In tale senso, l'art. 192, comma 3 del cpp stabilisce che la chiamata in correità deve essere valutata dal giudice unitamente agli altri elementi di prova che ne confermino l'attendibilità.
 
Perchè sia raggiunta la certezza sui fatti che formano oggetto delle dichiarazioni dei pentiti in merito ai correi, occorre una verifica intrinseca ed una estrinseca sull'attendibilità del collaboratore di giustizia.
 
La verifica intrinseca viene effettuata valutando la personalità, l'ambiente di vita, il passato, i rapporti con il correo, la genesi della volontà di collaborare e le finalità perseguite dal pentito unitamente all'eventuale veridictà acclarata di altre dichiarazioni già rilasciate.

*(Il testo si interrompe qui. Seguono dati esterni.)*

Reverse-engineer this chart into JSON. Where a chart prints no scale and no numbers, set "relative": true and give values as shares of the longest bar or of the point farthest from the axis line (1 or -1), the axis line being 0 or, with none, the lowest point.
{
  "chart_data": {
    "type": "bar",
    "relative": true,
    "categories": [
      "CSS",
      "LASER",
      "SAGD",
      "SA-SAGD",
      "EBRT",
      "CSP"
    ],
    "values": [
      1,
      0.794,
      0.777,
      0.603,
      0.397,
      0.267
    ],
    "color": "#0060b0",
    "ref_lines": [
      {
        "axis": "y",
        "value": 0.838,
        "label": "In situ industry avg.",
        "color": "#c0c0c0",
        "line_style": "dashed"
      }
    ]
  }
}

La verifica intrinseca involge anche i requisiti intrinseci della dichiarazione sotto il profilo della precisione, della spontaneità e della logica.
 
Ove la verifica intrinseca dia esito negativo, non sarà neppure necessario passare al riscontro estrinseco cui invece si procederà solo laddove la prima verifica sia andata a buon fine.
 
La verifica estrinseca è la conferma della veridictà dei fatti dichiarati attraverso altri elementi di prova (ad esempio il rinvenimento della cosa pertinente al reato sulla base delle indicazioni del pentito) ovvero attraverso ulteriori dichiarazioni testimoniale o una ulteriore chiamata in correità.
 
Se la chiamata in correità riguarda una pluralità di soggetti, sia la verifica intrinseca che quella estrinseca debbono essere individualizzate con riferimento a ciascun chiamato. In tal senso con riferimento ai fatti addebitati a ciascuno dei chiamati in correità sarà necessario reperire i riscontrii esterni che possano corroborare le dichiarazioni del collaboratore di giustizia.
 
Il riscontro consiste, dunque, in altri elementi indiziari di prova. Ove tali elementi, però, siano delle dichiarazioni rilasciate da altri pentiti, affinchè possano assurgere al rango di prova piena, sarà necessario che le stesse siano tutte de visu o de auditu e non già de relato.